Standard Kubernetes monitoring tools (Prometheus, Grafana) work with Windows nodes, but some exporters need Windows-specific builds. The windows-exporter (formerly wmi-exporter) provides Windows-specific metrics. Fluentd and Fluent Bit have Windows builds for log collection.

Common Pitfalls

  1. Forgetting nodeSelector: Without kubernetes.io/os: windows, Windows pods may be scheduled on Linux nodes and fail with cryptic image pull errors (since Windows images cannot run on Linux).
  2. OS version mismatch: Deploying an ltsc2019 image to a Windows Server 2022 node fails. Always tag images with the target OS version and use nodeSelectors to match.
  3. Expecting Linux-equivalent features: Privileged containers, host networking, and security profiles are not available. Plan architecture accordingly.
  4. Underestimating image sizes: A 3 GB image pull over a slow network can cause pod startup timeouts. Configure appropriate imagePullPolicy and consider pre-pulling images via DaemonSets.
  5. Ignoring Windows update cycles: Windows Server nodes need regular patching. Plan maintenance windows and use MachineDeployment rolling updates (via CAPI or managed Kubernetes) to rotate nodes with updated OS versions.
  6. Not testing gMSA in staging: AD integration is complex and brittle.
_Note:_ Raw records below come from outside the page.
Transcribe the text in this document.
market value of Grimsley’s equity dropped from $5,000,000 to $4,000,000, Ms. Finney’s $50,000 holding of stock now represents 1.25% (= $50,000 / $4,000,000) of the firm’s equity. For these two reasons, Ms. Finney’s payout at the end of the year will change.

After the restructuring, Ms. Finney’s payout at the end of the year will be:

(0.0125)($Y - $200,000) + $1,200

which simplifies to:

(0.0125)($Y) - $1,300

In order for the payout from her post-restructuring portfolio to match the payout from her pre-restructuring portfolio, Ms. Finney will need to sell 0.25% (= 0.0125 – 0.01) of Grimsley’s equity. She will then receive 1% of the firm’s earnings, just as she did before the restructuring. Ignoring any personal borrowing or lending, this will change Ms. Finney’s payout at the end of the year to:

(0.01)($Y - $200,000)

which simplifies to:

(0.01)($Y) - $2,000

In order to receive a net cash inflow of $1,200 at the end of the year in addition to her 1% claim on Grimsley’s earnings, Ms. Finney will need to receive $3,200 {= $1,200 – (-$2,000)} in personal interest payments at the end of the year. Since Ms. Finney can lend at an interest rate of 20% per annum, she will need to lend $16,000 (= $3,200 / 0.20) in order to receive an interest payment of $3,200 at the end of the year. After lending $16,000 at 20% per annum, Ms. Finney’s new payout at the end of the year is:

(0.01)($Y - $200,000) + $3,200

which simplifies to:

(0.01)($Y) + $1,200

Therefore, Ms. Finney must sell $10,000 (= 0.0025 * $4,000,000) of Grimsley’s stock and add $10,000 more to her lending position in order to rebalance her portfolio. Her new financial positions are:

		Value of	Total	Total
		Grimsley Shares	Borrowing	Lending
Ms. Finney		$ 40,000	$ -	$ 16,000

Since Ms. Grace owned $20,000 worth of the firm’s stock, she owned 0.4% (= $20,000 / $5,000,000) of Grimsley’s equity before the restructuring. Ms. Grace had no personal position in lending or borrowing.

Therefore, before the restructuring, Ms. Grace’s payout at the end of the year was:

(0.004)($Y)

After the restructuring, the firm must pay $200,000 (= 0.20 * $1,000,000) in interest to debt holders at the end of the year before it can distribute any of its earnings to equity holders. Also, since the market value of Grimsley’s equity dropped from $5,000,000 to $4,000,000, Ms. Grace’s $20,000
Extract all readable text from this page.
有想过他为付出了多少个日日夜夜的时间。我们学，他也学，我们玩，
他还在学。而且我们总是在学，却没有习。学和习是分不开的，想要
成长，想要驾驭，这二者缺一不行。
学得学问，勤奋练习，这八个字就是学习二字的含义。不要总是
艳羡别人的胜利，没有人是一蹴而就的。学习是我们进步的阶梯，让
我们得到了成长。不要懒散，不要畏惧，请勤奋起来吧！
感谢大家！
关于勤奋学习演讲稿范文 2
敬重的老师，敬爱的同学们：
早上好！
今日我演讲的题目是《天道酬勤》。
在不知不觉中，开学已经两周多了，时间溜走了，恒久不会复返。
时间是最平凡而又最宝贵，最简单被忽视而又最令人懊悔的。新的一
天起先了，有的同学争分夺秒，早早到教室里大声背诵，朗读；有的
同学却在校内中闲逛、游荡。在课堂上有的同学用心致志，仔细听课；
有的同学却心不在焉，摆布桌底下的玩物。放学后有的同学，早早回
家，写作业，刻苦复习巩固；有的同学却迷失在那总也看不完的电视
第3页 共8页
Always validate gMSA configurations in a staging environment before deploying to production.

What's Next?

  • Set up a hybrid cluster using your cloud provider's managed Kubernetes service (AKS, EKS, or GKE) with Windows node pools.
  • Evaluate Calico or Antrea for CNI plugin support on Windows with NetworkPolicy enforcement.
  • Implement gMSA for Windows workloads that require Active Directory authentication.
  • Plan an image optimization strategy using multi-stage builds to minimize Windows container image sizes.
  • Explore HostProcess containers (Windows privileged containers, GA in Kubernetes 1.26) for node-level operations like log collection and monitoring agents on Windows nodes.
  • Review Microsoft's Windows container documentation for the latest base image versions and compatibility matrices.